Collective crude oil throughput at Chinese refineries rose to a new high of 31.92 million metric tonnes in June, or an average of 7.8 million barrels per day, dwarfing the previous record of 31.19 million metric tonnes processed in May.
The government raised domestic fuel prices twice in June, providing refiners an incentive to step up production. The price hikes on June 1 and June 30 lifted gasoline prices by $17 per barrel and gasoil by $19.65 per barrel.
Domestic crude production in June, however, failed to keep pace with the rise in refinery runs, inching up 1.8% from a year ago to 15.71 million metric tonnes (3.83 million barrels per day).
Meanwhile, China’s year-to-date oil demand is slightly below 2008 levels, as the strength in the second quarter 2009 (Q2) could not fully offset the slump in the first quarter (Q1).

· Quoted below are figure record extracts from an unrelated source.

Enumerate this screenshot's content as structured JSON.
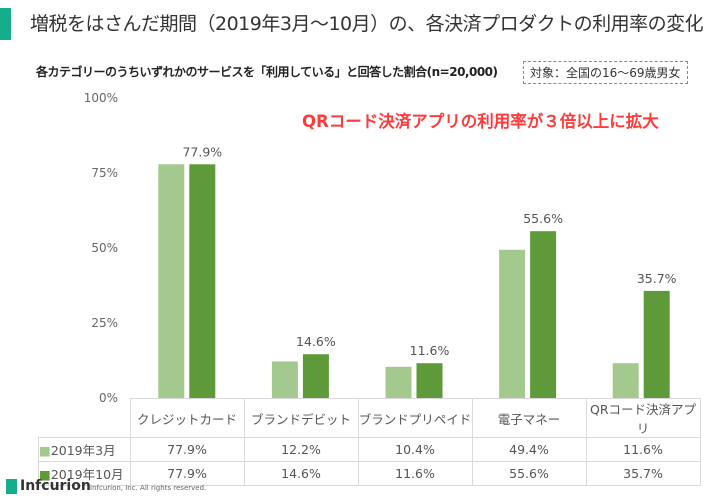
{
  "header": {
    "title": "増税をはさんだ期間（2019年3月～10月）の、各決済プロダクトの利用率の変化",
    "accent_color": "#13ad8c"
  },
  "chart_data": {
    "type": "bar",
    "subtitle": "各カテゴリーのうちいずれかのサービスを「利用している」と回答した割合(n=20,000)",
    "target_note": "対象：全国の16～69歳男女",
    "annotation": "QRコード決済アプリの利用率が３倍以上に拡大",
    "categories": [
      "クレジットカード",
      "ブランドデビット",
      "ブランドプリペイド",
      "電子マネー",
      "QRコード決済アプリ"
    ],
    "series": [
      {
        "name": "2019年3月",
        "values": [
          77.9,
          12.2,
          10.4,
          49.4,
          11.6
        ],
        "color": "#a3c98e",
        "labels": [
          "77.9%",
          "12.2%",
          "10.4%",
          "49.4%",
          "11.6%"
        ]
      },
      {
        "name": "2019年10月",
        "values": [
          77.9,
          14.6,
          11.6,
          55.6,
          35.7
        ],
        "color": "#5e9a3a",
        "labels": [
          "77.9%",
          "14.6%",
          "11.6%",
          "55.6%",
          "35.7%"
        ]
      }
    ],
    "ylim": [
      0,
      100
    ],
    "yticks": [
      "0%",
      "25%",
      "50%",
      "75%",
      "100%"
    ],
    "grid": false,
    "legend": "data-table"
  },
  "footer": {
    "logo": "Infcurion",
    "copyright": "Infcurion, Inc.  All rights reserved."
  }
}
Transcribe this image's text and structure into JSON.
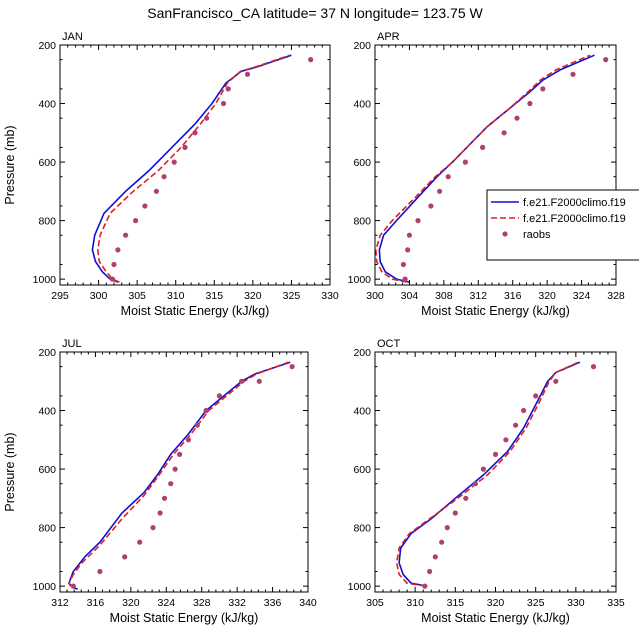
{
  "figure": {
    "title": "SanFrancisco_CA  latitude= 37 N longitude= 123.75 W"
  },
  "legend": {
    "entries": [
      {
        "label": "f.e21.F2000climo.f19",
        "color": "#1010cc",
        "style": "solid"
      },
      {
        "label": "f.e21.F2000climo.f19",
        "color": "#e02020",
        "style": "dashed"
      },
      {
        "label": "raobs",
        "color": "#b04070",
        "style": "marker"
      }
    ]
  },
  "chart_data": [
    {
      "type": "line",
      "panel": "JAN",
      "title": "JAN",
      "xlabel": "Moist Static Energy (kJ/kg)",
      "ylabel": "Pressure (mb)",
      "xlim": [
        295,
        330
      ],
      "ylim": [
        1020,
        200
      ],
      "xticks": [
        295,
        300,
        305,
        310,
        315,
        320,
        325,
        330
      ],
      "yticks": [
        200,
        400,
        600,
        800,
        1000
      ],
      "series": [
        {
          "style": "solid",
          "color": "#1010cc",
          "points": [
            [
              302.5,
              1010
            ],
            [
              301.5,
              1000
            ],
            [
              300.5,
              975
            ],
            [
              299.6,
              940
            ],
            [
              299.2,
              900
            ],
            [
              299.5,
              850
            ],
            [
              300.7,
              775
            ],
            [
              303.5,
              700
            ],
            [
              306.5,
              630
            ],
            [
              309.5,
              550
            ],
            [
              312.5,
              470
            ],
            [
              314.7,
              400
            ],
            [
              316.5,
              330
            ],
            [
              318.5,
              290
            ],
            [
              320.5,
              275
            ],
            [
              325.0,
              235
            ]
          ]
        },
        {
          "style": "dashed",
          "color": "#e02020",
          "points": [
            [
              302.7,
              1010
            ],
            [
              301.8,
              1000
            ],
            [
              301.0,
              975
            ],
            [
              300.1,
              940
            ],
            [
              299.9,
              900
            ],
            [
              300.2,
              850
            ],
            [
              301.5,
              775
            ],
            [
              304.5,
              700
            ],
            [
              307.7,
              630
            ],
            [
              310.7,
              550
            ],
            [
              313.2,
              470
            ],
            [
              315.2,
              400
            ],
            [
              316.7,
              330
            ],
            [
              318.4,
              290
            ],
            [
              320.3,
              275
            ],
            [
              324.8,
              235
            ]
          ]
        }
      ],
      "obs": [
        [
          301.8,
          1000
        ],
        [
          302.0,
          950
        ],
        [
          302.5,
          900
        ],
        [
          303.5,
          850
        ],
        [
          304.8,
          800
        ],
        [
          306.0,
          750
        ],
        [
          307.5,
          700
        ],
        [
          308.5,
          650
        ],
        [
          309.8,
          600
        ],
        [
          311.2,
          550
        ],
        [
          312.5,
          500
        ],
        [
          314.0,
          450
        ],
        [
          316.2,
          400
        ],
        [
          316.8,
          350
        ],
        [
          319.3,
          300
        ],
        [
          327.5,
          250
        ]
      ]
    },
    {
      "type": "line",
      "panel": "APR",
      "title": "APR",
      "xlabel": "Moist Static Energy (kJ/kg)",
      "ylabel": "Pressure (mb)",
      "xlim": [
        300,
        328
      ],
      "ylim": [
        1020,
        200
      ],
      "xticks": [
        300,
        304,
        308,
        312,
        316,
        320,
        324,
        328
      ],
      "yticks": [
        200,
        400,
        600,
        800,
        1000
      ],
      "series": [
        {
          "style": "solid",
          "color": "#1010cc",
          "points": [
            [
              304.0,
              1010
            ],
            [
              302.5,
              1000
            ],
            [
              301.2,
              975
            ],
            [
              300.6,
              940
            ],
            [
              300.5,
              900
            ],
            [
              301.0,
              850
            ],
            [
              302.5,
              800
            ],
            [
              305.0,
              720
            ],
            [
              307.2,
              650
            ],
            [
              309.0,
              600
            ],
            [
              311.0,
              540
            ],
            [
              313.0,
              480
            ],
            [
              315.5,
              420
            ],
            [
              318.0,
              360
            ],
            [
              319.5,
              320
            ],
            [
              321.5,
              285
            ],
            [
              325.5,
              235
            ]
          ]
        },
        {
          "style": "dashed",
          "color": "#e02020",
          "points": [
            [
              303.7,
              1010
            ],
            [
              302.0,
              1000
            ],
            [
              300.8,
              975
            ],
            [
              300.2,
              940
            ],
            [
              300.1,
              900
            ],
            [
              300.6,
              850
            ],
            [
              302.0,
              800
            ],
            [
              304.7,
              720
            ],
            [
              307.0,
              650
            ],
            [
              309.0,
              600
            ],
            [
              311.0,
              540
            ],
            [
              313.0,
              480
            ],
            [
              315.5,
              420
            ],
            [
              317.8,
              360
            ],
            [
              319.2,
              320
            ],
            [
              321.0,
              285
            ],
            [
              325.0,
              235
            ]
          ]
        }
      ],
      "obs": [
        [
          303.5,
          1000
        ],
        [
          303.3,
          950
        ],
        [
          303.8,
          900
        ],
        [
          304.0,
          850
        ],
        [
          305.0,
          800
        ],
        [
          306.5,
          750
        ],
        [
          307.5,
          700
        ],
        [
          308.5,
          650
        ],
        [
          310.5,
          600
        ],
        [
          312.5,
          550
        ],
        [
          315.0,
          500
        ],
        [
          316.5,
          450
        ],
        [
          318.0,
          400
        ],
        [
          319.5,
          350
        ],
        [
          323.0,
          300
        ],
        [
          326.8,
          250
        ]
      ]
    },
    {
      "type": "line",
      "panel": "JUL",
      "title": "JUL",
      "xlabel": "Moist Static Energy (kJ/kg)",
      "ylabel": "Pressure (mb)",
      "xlim": [
        312,
        340
      ],
      "ylim": [
        1020,
        200
      ],
      "xticks": [
        312,
        316,
        320,
        324,
        328,
        332,
        336,
        340
      ],
      "yticks": [
        200,
        400,
        600,
        800,
        1000
      ],
      "series": [
        {
          "style": "solid",
          "color": "#1010cc",
          "points": [
            [
              314.0,
              1010
            ],
            [
              313.5,
              1005
            ],
            [
              313.0,
              990
            ],
            [
              313.5,
              950
            ],
            [
              314.8,
              900
            ],
            [
              316.5,
              850
            ],
            [
              319.0,
              750
            ],
            [
              321.5,
              680
            ],
            [
              323.0,
              620
            ],
            [
              324.5,
              550
            ],
            [
              326.5,
              480
            ],
            [
              328.5,
              400
            ],
            [
              330.5,
              350
            ],
            [
              332.5,
              300
            ],
            [
              334.0,
              275
            ],
            [
              338.0,
              235
            ]
          ]
        },
        {
          "style": "dashed",
          "color": "#e02020",
          "points": [
            [
              313.2,
              1000
            ],
            [
              313.0,
              990
            ],
            [
              313.5,
              960
            ],
            [
              314.5,
              920
            ],
            [
              316.5,
              860
            ],
            [
              319.0,
              770
            ],
            [
              321.5,
              690
            ],
            [
              323.2,
              620
            ],
            [
              324.8,
              550
            ],
            [
              326.8,
              480
            ],
            [
              328.8,
              400
            ],
            [
              330.8,
              350
            ],
            [
              332.8,
              300
            ],
            [
              334.2,
              275
            ],
            [
              337.8,
              235
            ]
          ]
        }
      ],
      "obs": [
        [
          313.5,
          1000
        ],
        [
          316.5,
          950
        ],
        [
          319.3,
          900
        ],
        [
          321.0,
          850
        ],
        [
          322.5,
          800
        ],
        [
          323.3,
          750
        ],
        [
          323.8,
          700
        ],
        [
          324.5,
          650
        ],
        [
          325.0,
          600
        ],
        [
          325.5,
          550
        ],
        [
          326.5,
          500
        ],
        [
          327.5,
          450
        ],
        [
          328.5,
          400
        ],
        [
          330.0,
          350
        ],
        [
          332.5,
          300
        ],
        [
          334.5,
          300
        ],
        [
          338.2,
          250
        ]
      ]
    },
    {
      "type": "line",
      "panel": "OCT",
      "title": "OCT",
      "xlabel": "Moist Static Energy (kJ/kg)",
      "ylabel": "Pressure (mb)",
      "xlim": [
        305,
        335
      ],
      "ylim": [
        1020,
        200
      ],
      "xticks": [
        305,
        310,
        315,
        320,
        325,
        330,
        335
      ],
      "yticks": [
        200,
        400,
        600,
        800,
        1000
      ],
      "series": [
        {
          "style": "solid",
          "color": "#1010cc",
          "points": [
            [
              311.5,
              1000
            ],
            [
              309.5,
              990
            ],
            [
              308.5,
              960
            ],
            [
              308.0,
              920
            ],
            [
              308.2,
              870
            ],
            [
              309.5,
              820
            ],
            [
              312.0,
              770
            ],
            [
              315.0,
              700
            ],
            [
              318.5,
              620
            ],
            [
              321.5,
              540
            ],
            [
              323.5,
              460
            ],
            [
              325.0,
              380
            ],
            [
              326.5,
              300
            ],
            [
              327.5,
              270
            ],
            [
              330.5,
              235
            ]
          ]
        },
        {
          "style": "dashed",
          "color": "#e02020",
          "points": [
            [
              311.3,
              1000
            ],
            [
              309.0,
              990
            ],
            [
              308.0,
              960
            ],
            [
              307.7,
              920
            ],
            [
              308.0,
              870
            ],
            [
              309.3,
              820
            ],
            [
              311.8,
              770
            ],
            [
              315.3,
              700
            ],
            [
              319.0,
              620
            ],
            [
              321.8,
              540
            ],
            [
              323.8,
              460
            ],
            [
              325.3,
              380
            ],
            [
              326.7,
              300
            ],
            [
              327.5,
              270
            ],
            [
              330.3,
              235
            ]
          ]
        }
      ],
      "obs": [
        [
          311.2,
          1000
        ],
        [
          311.8,
          950
        ],
        [
          312.5,
          900
        ],
        [
          313.3,
          850
        ],
        [
          314.0,
          800
        ],
        [
          315.0,
          750
        ],
        [
          316.3,
          700
        ],
        [
          317.5,
          650
        ],
        [
          318.5,
          600
        ],
        [
          320.0,
          550
        ],
        [
          321.3,
          500
        ],
        [
          322.5,
          450
        ],
        [
          323.5,
          400
        ],
        [
          325.0,
          350
        ],
        [
          327.5,
          300
        ],
        [
          332.2,
          250
        ]
      ]
    }
  ]
}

Chinese oil demand in the first half of 2009, at 186.32 million metric tons, was 0.23% below the same period of 2008, Platts estimates.
“China appears to have decoupled itself from the world’s economic malaise for now, with Beijing’s Yuan 4 trillion stimulus package stoking domestic consumption and gross domestic product (GDP) growth rebounding to 7.9% in the second quarter from 6.1% in Q1,” said Vandana Hari, Asia news director at Platts.
“The new peak in Chinese oil processing rates in June was no doubt also helped by the government’s new domestic fuel pricing formula in use this year, which aims to protect refiners on costs and margins. But there is plenty of skepticism by oil market observers that domestic consumption will keep China’s engine running at the current pace in the coming months if its export markets continue to remain in the doldrums.”